P.S. Don’t forget to pin this recipe so you remember it for those special occasion mornings!
Get the Recipe:
Bacon Stuffed Cinnamon Rolls with Maple Icing
- 1/2 cup warm water
- 1 tsp sugar
- 1 .25 oz packet active dry yeast
- 1/2 cup milk
- 1/3 cup butter
- 1/4 cup sugar
- 1 egg
- 1 tsp salt
- 3 3/4 cup flour
- 1/2 cup 1 cube butter, softened
- 3/4 cup brown sugar
- 2 tsp cinnamon
- 12 strips bacon
- 1/4 cup maple syrup
- 1/4 cup milk
- 1/2 tsp vanilla
- 1-1 1/2 cup powdered sugar
- In a large mixing bowl or the bowl of your KitchenAid, combine water, 1 tsp sugar, and yeast. Let sit for about 10 minutes, or until foamy.
- While the yeast is proofing, add 1/2 cup milk, 1/3 cup butter, and 1/4 cup sugar to a small saucepan over medium-low heat. Stir and cook until milk is warm and butter is melted.

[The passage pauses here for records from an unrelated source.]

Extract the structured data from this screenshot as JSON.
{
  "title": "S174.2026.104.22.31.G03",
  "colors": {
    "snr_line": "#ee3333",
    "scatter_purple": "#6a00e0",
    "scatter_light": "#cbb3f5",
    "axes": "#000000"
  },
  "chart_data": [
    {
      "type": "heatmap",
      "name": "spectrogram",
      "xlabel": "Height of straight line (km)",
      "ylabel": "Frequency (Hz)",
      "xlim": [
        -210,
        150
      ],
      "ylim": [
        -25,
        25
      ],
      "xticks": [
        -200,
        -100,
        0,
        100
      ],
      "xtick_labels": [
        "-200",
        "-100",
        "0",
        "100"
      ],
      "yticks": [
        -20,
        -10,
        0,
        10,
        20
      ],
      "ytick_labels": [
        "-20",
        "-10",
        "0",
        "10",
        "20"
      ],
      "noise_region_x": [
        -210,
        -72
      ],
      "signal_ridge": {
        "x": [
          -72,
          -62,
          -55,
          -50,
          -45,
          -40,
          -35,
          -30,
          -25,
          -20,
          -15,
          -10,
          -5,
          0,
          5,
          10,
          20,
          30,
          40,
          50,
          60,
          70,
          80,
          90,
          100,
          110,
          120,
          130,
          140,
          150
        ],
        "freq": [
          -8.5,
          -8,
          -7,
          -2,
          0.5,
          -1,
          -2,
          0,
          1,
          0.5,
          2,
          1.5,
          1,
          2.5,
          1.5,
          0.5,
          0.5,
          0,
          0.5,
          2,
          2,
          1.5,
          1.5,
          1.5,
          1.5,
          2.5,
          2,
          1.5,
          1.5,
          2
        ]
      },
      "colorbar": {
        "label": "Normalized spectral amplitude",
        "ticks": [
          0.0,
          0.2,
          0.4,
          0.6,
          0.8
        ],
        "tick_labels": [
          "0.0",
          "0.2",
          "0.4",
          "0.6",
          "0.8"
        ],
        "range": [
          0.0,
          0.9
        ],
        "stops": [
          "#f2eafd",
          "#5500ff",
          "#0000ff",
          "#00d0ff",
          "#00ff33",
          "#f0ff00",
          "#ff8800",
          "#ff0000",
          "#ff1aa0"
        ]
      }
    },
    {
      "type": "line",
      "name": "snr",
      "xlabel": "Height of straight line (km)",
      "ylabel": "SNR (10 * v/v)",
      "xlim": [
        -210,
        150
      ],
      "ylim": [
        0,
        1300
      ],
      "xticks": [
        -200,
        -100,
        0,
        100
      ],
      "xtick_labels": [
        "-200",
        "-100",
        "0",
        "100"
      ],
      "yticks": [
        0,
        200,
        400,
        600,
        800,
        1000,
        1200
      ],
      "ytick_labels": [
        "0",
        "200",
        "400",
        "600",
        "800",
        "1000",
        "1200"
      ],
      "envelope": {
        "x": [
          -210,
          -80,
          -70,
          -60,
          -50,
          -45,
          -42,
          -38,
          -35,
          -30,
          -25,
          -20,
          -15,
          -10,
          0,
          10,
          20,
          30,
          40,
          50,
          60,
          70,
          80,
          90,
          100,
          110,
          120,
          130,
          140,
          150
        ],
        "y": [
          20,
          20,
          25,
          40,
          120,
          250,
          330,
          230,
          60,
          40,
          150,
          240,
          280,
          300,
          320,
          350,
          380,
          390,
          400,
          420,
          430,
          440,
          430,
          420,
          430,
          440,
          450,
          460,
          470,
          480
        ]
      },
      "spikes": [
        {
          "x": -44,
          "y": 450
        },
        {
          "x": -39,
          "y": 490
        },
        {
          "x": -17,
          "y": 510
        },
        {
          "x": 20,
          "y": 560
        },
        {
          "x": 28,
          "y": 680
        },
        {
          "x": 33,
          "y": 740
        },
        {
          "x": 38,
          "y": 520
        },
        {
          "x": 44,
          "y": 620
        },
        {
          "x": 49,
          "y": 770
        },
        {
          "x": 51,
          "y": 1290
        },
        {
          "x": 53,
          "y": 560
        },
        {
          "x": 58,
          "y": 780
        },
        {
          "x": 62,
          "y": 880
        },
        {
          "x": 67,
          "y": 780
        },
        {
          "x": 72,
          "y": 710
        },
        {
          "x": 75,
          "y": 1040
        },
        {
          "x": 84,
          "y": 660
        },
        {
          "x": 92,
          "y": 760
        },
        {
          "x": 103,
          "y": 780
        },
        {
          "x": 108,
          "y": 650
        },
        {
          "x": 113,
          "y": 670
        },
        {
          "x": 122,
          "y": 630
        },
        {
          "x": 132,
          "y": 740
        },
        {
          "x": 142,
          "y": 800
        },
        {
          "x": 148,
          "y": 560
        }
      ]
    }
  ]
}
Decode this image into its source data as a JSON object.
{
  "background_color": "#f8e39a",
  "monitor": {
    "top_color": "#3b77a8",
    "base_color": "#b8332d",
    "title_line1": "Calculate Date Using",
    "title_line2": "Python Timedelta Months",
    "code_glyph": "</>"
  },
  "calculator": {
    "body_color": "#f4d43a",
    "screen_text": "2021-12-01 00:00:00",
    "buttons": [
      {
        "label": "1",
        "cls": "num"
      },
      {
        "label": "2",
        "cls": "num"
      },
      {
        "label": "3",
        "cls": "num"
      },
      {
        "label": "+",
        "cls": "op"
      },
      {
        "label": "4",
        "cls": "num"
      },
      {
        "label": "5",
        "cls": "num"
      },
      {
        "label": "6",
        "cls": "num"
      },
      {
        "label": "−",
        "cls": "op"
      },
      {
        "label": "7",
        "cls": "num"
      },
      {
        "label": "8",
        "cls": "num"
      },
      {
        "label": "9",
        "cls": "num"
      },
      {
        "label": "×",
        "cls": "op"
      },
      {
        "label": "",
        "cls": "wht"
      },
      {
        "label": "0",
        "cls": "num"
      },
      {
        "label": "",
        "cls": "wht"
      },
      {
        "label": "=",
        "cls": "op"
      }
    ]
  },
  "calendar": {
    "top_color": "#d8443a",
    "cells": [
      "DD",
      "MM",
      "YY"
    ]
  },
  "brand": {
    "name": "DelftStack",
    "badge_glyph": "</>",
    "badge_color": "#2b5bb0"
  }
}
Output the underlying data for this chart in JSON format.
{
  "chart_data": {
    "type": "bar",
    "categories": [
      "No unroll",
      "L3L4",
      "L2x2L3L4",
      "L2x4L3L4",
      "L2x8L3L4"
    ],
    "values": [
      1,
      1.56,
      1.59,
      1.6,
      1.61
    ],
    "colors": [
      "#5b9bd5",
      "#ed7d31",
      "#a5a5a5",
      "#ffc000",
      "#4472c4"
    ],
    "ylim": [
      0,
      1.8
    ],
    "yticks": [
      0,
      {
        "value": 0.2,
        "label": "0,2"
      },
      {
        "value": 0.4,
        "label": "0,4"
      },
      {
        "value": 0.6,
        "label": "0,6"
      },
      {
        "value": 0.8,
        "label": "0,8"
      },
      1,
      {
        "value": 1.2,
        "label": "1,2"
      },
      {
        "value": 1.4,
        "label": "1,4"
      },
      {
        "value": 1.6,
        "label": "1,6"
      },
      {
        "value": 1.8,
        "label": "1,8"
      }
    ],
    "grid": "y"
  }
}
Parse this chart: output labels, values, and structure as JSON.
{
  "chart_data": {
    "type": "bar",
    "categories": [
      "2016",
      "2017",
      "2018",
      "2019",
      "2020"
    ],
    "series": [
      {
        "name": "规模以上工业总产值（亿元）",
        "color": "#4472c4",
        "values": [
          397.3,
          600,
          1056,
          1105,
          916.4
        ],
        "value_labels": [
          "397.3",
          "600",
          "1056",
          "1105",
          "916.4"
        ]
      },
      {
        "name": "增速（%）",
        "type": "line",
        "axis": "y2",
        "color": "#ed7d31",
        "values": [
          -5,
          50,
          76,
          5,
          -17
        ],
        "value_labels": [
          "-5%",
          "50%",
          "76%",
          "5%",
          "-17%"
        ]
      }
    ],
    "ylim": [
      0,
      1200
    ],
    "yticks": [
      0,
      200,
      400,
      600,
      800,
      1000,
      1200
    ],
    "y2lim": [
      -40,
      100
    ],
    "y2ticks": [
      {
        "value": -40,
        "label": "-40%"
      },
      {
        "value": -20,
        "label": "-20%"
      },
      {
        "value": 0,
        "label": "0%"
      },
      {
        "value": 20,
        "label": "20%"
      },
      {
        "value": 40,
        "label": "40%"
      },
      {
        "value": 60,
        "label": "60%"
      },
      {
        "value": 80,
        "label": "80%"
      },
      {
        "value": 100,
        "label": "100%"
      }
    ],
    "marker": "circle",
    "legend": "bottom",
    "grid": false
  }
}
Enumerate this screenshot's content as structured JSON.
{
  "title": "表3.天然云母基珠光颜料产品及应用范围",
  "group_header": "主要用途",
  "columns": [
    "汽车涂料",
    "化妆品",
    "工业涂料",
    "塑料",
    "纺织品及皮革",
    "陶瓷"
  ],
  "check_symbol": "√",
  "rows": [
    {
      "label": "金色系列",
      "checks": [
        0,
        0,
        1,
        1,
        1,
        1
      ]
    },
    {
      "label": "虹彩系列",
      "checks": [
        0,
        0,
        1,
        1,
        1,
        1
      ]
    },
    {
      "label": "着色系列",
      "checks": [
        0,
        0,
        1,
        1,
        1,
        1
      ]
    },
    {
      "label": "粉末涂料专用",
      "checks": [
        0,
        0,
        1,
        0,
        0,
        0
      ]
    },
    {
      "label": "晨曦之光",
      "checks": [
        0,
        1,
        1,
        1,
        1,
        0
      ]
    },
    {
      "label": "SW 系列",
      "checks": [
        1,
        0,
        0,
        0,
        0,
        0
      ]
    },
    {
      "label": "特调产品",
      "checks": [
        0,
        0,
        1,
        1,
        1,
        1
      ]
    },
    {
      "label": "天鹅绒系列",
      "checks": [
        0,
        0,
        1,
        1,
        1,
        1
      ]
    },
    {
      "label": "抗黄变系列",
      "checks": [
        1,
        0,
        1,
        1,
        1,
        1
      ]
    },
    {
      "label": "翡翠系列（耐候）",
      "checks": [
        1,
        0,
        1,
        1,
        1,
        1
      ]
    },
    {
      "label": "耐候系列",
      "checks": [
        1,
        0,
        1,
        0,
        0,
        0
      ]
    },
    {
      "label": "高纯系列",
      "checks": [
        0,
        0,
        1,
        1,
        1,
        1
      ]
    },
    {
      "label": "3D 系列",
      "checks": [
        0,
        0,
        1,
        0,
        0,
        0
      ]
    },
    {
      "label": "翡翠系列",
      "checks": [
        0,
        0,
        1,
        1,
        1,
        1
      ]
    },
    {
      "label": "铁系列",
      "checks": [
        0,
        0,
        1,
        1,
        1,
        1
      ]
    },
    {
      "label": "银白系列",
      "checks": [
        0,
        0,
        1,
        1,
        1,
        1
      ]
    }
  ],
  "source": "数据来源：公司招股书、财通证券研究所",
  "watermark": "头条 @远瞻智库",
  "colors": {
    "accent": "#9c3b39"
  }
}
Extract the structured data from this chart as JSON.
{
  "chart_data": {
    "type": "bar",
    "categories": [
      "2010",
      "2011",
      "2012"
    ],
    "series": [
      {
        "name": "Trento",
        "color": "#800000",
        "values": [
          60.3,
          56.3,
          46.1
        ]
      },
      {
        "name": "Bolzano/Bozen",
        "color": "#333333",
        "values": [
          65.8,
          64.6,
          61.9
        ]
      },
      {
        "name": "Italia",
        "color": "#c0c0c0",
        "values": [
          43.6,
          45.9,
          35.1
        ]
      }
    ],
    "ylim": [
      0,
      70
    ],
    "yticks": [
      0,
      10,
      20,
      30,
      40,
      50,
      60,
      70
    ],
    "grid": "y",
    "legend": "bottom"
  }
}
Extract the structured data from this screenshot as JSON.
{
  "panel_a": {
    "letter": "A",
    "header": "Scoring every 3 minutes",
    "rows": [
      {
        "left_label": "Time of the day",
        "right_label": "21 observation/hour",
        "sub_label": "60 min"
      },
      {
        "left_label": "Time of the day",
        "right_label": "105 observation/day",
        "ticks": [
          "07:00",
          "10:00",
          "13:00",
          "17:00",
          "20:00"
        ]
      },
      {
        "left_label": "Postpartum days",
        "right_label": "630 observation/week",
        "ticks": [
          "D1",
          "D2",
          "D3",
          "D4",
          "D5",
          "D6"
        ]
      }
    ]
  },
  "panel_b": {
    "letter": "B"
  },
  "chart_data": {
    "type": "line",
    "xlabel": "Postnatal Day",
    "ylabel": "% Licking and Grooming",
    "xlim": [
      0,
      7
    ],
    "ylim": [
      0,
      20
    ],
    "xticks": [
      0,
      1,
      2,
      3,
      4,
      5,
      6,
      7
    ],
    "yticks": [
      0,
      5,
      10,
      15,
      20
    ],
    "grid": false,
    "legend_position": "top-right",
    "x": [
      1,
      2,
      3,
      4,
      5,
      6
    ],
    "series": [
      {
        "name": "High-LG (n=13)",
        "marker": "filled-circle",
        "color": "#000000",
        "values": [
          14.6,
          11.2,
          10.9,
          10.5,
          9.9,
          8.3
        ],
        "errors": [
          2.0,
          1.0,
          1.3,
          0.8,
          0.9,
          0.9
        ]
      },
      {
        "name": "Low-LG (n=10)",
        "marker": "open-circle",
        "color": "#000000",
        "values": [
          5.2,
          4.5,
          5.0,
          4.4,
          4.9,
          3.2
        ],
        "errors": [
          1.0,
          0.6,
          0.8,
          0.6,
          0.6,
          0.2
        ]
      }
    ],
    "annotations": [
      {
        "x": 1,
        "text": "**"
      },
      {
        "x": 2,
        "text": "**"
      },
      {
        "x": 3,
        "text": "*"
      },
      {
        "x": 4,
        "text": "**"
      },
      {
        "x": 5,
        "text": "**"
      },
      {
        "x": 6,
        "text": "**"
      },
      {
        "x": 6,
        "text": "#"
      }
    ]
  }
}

- Add milk mixture, egg, and salt to the yeast mixture. Mix until combined. Add the flour about a cup at a time, until dough is no longer sticky. If kneading by hand, knead for about 8 minutes. If kneading with KitchenAid, knead for about 5 minutes. Place dough in an oiled bowl in a warm place covered with plastic wrap or a moist cloth and let rise until doubled, about 45 minutes.
- While the dough is rising, cook the bacon until crispy and mix together the ingredients for the filling until well combined.
- When dough has risen, punch down and roll out into about an 18×9 inch rectangle on a lightly floured surface. Spread filling evenly over the dough and lay the strips of bacon out. You’re going to be cutting rolls every inch and a half, so keep that in mind as you’re laying out the bacon. You can crumble the bacon and sprinkle over the filling if you prefer.
- Roll the dough all the way up “long ways”. Cut the dough into inch and a half wide pieces, this should make about 12 rolls. Arrange in a greased 9×13 inch baking dish and cover with plastic wrap. Let rise until rolls have almost doubled in size and are just pressing against each other.
- Preheat your oven to 400 degrees F (200 degrees C). Bake rolls for 15-20 minutes, or until tops are golden brown.
- While the rolls are baking, make the icing. Whisk together maple syrup, milk, and vanilla until combined. Add the powdered sugar 1/2 cup at a time until it reaches desired consistency.
- Pour icing over hot rolls and serve after cooling for about five minutes.